The Amani are NOT the good guys

I don’t believe either side of this conflict can necessarily be considered “good”. Neither the Highborne nor the Amani were of the character to break the cycle of violence. There wasn’t a chance for any kind of diplomatic inroad here, no alternative to bloodshed where one group would go unscathed and unconquered.

For the elves it was a matter of survival. Their situation in the EK was incredibly desperate, it’s important to note that what happened to the Amani nearly happened to the human tribes within Tirisfal Glades:

They began to argue that the humans had built their settlements atop the most potent ley lines in the region. Therefore, the Highborne should force them to relocate . . . or even conquer the primitive beings outright.
Page 118, Chronicle 1.

Admittedly, this attitude was also credited as the influence of the darker magics within Tirisfal Glades. But they would soon after depart from the area to take up the exact same stance towards the Amani within Eversong, but without any moral qualms. It’s a classic case of elven supremacy in the sense that they were always intent to conquer, it was just the careful question of when, where, and who would be driven out…

But there also remains the fact that the Amani attacked the elves on sight. The Elves arrived in the Quel’thalas region 6,800 years before the Dark Portal.
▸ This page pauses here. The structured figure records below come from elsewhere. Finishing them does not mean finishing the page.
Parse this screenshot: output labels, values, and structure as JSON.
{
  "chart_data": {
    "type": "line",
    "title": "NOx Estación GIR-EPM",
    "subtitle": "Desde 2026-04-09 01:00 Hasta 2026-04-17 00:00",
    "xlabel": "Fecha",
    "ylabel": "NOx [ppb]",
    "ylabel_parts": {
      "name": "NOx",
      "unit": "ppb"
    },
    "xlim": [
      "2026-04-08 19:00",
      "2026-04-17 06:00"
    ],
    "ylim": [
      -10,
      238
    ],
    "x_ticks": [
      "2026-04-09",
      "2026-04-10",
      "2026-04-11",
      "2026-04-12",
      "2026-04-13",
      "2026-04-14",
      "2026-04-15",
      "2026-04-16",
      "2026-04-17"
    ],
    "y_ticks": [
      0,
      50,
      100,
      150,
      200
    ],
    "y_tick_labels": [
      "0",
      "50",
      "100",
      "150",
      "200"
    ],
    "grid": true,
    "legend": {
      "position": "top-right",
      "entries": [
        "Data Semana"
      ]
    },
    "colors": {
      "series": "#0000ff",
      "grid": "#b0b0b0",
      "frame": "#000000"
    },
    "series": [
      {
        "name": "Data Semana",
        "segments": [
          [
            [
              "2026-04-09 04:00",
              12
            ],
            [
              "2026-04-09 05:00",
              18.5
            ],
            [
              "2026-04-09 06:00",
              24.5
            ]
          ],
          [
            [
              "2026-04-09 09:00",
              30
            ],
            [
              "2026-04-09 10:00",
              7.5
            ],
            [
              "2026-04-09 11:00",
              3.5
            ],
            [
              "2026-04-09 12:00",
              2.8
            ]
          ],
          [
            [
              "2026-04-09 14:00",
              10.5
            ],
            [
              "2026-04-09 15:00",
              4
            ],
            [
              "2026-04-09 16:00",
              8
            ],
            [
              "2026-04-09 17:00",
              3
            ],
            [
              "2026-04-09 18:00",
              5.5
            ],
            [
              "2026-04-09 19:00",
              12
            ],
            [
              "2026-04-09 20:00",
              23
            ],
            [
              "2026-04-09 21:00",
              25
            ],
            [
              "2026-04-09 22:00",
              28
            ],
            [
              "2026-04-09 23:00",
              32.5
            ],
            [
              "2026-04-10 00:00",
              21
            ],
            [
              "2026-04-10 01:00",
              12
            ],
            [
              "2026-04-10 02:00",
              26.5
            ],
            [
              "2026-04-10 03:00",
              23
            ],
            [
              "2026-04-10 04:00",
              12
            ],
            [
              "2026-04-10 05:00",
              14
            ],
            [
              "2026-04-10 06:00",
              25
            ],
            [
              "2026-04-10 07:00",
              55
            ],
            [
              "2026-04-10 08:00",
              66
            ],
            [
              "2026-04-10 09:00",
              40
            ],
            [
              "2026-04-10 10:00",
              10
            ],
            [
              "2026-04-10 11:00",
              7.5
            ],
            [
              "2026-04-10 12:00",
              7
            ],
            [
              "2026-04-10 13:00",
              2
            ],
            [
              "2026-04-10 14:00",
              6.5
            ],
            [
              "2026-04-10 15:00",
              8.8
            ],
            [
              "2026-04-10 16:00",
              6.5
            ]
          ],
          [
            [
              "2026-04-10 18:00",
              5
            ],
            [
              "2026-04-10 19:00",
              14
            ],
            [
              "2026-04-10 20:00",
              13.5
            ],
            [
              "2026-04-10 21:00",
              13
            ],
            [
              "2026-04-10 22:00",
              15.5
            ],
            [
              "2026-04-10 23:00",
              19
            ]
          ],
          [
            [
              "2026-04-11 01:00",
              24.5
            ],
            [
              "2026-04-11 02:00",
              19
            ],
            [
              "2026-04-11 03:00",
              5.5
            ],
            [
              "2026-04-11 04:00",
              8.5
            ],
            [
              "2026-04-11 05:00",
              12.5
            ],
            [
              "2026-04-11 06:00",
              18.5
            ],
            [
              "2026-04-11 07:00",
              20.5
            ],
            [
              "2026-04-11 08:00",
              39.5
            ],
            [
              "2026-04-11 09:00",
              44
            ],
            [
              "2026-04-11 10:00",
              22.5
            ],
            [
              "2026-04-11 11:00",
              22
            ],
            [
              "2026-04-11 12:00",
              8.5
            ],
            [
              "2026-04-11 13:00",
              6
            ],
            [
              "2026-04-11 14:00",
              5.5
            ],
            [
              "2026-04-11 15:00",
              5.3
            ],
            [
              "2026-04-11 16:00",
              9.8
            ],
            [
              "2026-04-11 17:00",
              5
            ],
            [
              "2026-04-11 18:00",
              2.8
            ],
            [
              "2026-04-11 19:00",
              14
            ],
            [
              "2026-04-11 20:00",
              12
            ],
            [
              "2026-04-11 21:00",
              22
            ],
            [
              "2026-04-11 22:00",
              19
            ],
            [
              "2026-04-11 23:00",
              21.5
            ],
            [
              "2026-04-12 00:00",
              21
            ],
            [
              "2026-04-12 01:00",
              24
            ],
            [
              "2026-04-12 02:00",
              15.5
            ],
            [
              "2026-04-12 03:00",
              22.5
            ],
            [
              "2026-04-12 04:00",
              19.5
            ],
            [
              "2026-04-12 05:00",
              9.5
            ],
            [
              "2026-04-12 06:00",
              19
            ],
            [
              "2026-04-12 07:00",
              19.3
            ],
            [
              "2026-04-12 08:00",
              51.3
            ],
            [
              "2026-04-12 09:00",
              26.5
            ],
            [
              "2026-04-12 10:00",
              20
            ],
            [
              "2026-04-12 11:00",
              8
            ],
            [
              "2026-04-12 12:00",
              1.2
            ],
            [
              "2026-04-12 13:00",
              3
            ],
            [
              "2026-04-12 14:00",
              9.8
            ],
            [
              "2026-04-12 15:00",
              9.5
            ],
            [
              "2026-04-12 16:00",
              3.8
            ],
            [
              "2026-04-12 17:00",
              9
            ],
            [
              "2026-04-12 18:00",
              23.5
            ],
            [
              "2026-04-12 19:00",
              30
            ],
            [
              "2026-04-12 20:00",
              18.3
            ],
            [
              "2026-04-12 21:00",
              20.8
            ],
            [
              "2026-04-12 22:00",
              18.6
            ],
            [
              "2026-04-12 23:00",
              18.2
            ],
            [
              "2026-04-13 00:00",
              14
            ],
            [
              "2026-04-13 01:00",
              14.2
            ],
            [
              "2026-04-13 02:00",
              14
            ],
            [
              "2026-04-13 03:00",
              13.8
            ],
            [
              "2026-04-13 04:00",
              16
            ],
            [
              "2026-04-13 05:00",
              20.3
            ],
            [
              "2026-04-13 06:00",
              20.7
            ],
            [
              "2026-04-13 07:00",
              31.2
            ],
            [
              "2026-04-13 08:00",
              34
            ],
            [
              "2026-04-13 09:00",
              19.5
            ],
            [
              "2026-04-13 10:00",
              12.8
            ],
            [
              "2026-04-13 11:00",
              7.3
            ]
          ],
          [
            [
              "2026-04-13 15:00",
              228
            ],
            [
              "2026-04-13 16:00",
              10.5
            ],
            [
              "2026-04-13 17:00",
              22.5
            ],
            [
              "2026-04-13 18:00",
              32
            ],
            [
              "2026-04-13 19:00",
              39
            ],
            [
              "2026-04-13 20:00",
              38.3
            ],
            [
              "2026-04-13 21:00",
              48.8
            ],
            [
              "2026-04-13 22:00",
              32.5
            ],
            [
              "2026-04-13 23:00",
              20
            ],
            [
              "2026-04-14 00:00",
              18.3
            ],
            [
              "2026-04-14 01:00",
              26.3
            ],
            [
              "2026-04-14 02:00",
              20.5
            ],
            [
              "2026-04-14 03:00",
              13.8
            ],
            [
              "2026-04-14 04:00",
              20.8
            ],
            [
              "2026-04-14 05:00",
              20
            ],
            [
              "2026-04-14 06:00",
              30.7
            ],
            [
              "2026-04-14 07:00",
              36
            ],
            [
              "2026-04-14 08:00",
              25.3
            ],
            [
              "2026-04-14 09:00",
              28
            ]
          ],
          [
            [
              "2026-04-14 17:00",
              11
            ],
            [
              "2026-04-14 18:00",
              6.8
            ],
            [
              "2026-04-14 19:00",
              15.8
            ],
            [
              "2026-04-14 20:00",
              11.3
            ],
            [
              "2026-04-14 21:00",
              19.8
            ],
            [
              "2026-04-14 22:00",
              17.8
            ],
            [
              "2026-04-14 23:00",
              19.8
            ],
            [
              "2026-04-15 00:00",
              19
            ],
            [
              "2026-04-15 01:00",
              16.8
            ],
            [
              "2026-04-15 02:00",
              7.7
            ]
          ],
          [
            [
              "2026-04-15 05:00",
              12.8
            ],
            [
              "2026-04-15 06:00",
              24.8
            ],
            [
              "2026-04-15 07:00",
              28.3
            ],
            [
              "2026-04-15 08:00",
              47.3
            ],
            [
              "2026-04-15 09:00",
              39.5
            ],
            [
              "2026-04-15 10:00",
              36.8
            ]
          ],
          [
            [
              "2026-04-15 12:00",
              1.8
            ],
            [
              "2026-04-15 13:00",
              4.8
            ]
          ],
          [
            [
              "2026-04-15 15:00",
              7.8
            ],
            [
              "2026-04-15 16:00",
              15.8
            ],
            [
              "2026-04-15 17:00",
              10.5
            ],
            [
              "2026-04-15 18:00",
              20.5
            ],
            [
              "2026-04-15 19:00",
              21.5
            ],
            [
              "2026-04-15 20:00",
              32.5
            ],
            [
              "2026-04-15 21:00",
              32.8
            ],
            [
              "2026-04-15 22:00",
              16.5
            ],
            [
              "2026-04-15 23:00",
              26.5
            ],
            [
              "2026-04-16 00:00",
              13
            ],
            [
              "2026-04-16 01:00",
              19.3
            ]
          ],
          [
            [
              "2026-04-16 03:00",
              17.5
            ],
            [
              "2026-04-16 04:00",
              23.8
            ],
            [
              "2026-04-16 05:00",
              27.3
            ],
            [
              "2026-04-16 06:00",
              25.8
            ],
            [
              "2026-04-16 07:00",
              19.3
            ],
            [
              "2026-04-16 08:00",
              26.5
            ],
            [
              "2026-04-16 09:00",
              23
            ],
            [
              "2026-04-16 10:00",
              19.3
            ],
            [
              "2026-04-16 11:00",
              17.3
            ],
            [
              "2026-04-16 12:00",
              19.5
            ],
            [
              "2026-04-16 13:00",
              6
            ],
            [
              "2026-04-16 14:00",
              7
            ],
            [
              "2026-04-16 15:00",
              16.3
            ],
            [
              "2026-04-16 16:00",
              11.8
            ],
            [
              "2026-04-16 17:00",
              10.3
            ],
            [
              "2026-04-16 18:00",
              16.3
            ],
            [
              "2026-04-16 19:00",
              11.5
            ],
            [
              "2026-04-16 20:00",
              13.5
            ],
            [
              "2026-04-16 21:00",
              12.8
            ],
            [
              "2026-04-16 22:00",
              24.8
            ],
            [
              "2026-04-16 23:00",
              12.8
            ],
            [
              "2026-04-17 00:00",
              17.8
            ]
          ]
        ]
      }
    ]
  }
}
That’s roughly 3,200 years without Elven contact, but between old racial tensions and their own war-like nature, this was still an incredible amount of aggression. This was BEFORE Dar’themar and co. reached the leylines that Quel’thalas would be founded on.

This is, undoubtedly, an instance where one group is conquered by another. That the Amani Trolls, a much shorter-lived race, are continuously born into a cycle of extreme violence at the hands of Elves who live long enough where an individual can have a hand in exterminating entire generations. It’s extraordinarily cruel.

But suffering does not automatically mean virtue. The Amani had their own inclination towards bloodshed, and their relationship with the early human tribes are proof enough of this. I understand why some would sympathize with the Amani trolls in terms of “Colonist vs Colonized/Conquered vs Conqueror”, or even just in terms of WC2 nostalgia, but painting them in a purely positive, underdog light seems disingenuous.